The techno-solutionist trap
There is an overarching ideological justification for all this. It is called “technological solutionism”, and it still severely affects the way in which many of the ADM systems we studied are developed. Even if the term has been long-denounced as a flawed ideology that conceives of every social problem as a “bug” in need of a “fix” through technology9, this rhetoric is still widely adopted – both in the media and in policy circles – to justify the uncritical adoption of automated technologies in public life.
When touted as “solutions”, ADM systems immediately veer into the territory described in Arthur C. Clarke’s Third Law: magic. And it is difficult, if not impossible, to regulate magic, and even more so to provide transparency and explanations around it. One can see the hand reaching inside the hat, and a bunny appears as a result, but the process is and should remain a “black box”.
Many researchers involved in the ‘Automating Society’ project denounced this as the fundamental flaw in the reasoning behind many of the ADM systems they describe. This also implies, as shown in the chapter on Germany, that most critiques of such systems are framed as an all-out rejection of “innovation”, portraying digital rights advocates as “neo-luddites”. This not only ignores the historical reality of the Luddite movement, which dealt in labor policies and not technologies per se, but also, and more fundamentally, threatens the effectiveness of hypothesized oversight and enforcement mechanisms.
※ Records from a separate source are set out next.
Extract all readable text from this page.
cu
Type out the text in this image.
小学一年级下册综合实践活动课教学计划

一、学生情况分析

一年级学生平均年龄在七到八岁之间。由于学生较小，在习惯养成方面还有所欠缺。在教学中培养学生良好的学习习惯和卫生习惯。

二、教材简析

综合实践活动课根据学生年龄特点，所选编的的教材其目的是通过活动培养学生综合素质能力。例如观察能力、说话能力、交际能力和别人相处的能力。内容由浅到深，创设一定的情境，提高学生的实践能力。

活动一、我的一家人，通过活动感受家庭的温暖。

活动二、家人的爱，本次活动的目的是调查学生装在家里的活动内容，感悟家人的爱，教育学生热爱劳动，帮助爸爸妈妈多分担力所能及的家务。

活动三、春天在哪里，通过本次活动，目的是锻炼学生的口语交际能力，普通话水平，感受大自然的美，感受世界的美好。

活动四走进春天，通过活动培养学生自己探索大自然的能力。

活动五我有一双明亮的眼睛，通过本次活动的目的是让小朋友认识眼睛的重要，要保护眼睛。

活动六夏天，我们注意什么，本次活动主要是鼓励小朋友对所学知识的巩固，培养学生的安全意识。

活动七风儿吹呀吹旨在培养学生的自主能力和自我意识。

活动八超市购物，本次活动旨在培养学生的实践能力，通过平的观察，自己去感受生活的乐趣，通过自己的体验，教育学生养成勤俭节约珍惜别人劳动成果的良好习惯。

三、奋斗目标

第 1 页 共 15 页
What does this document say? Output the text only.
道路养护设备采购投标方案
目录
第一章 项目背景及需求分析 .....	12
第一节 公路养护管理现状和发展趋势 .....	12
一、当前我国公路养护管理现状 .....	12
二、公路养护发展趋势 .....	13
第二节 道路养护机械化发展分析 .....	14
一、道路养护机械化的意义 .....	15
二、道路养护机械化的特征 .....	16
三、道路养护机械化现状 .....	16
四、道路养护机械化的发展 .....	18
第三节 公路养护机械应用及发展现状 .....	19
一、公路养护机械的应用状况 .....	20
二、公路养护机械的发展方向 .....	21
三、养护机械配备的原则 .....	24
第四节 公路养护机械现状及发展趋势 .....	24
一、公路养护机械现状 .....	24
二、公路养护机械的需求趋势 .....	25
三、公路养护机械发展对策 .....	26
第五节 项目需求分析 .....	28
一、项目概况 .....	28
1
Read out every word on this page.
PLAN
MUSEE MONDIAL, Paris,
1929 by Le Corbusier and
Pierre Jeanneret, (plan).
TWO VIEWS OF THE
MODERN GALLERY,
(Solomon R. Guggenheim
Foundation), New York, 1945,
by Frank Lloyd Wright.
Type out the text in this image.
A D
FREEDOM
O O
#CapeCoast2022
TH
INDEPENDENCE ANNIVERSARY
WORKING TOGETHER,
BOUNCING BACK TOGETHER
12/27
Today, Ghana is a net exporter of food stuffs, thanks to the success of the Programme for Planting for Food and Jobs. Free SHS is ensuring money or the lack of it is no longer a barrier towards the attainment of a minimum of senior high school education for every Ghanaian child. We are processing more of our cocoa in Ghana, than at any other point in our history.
At a time when the “AI” industry is witnessing the emergence of a “lively” lobbying sector, most notably in the UK, this might result in “ethics-washing” guidelines and other policy responses that are ineffective and structurally inadequate to address the human rights implications of ADM systems. This view ultimately amounts to the assumption that we humans should adapt to ADM systems, much more than ADM systems should be adapted to democratic societies.
To counter this narrative, we should not refrain from foundational questions: whether ADM systems can be compatible with democracy and deployed for the benefit of society at large, and not just for parts of it. It might be the case, for example, that certain human activities – e.g., those concerning social welfare – should not be subject to automation, or that certain technologies – namely, live face recognition in public spaces – should not be promoted in an endless quest for “AI leadership”, but banned altogether instead.
Even more importantly, we should reject any ideological framing that prevents us from posing such questions. On the contrary: what we need to see now is actual policies changing – in order to allow greater scrutiny of these systems. In the following section we list the key demands that result from our findings. We hope that they will be widely discussed, and ultimately implemented.
Only through an informed, inclusive, and evidence-based democratic debate can we find the right balance between the benefits that ADM systems can – and do – provide in terms of speed, efficiency, fairness, better prevention, and access to public services, and the challenges they pose to the rights of us all.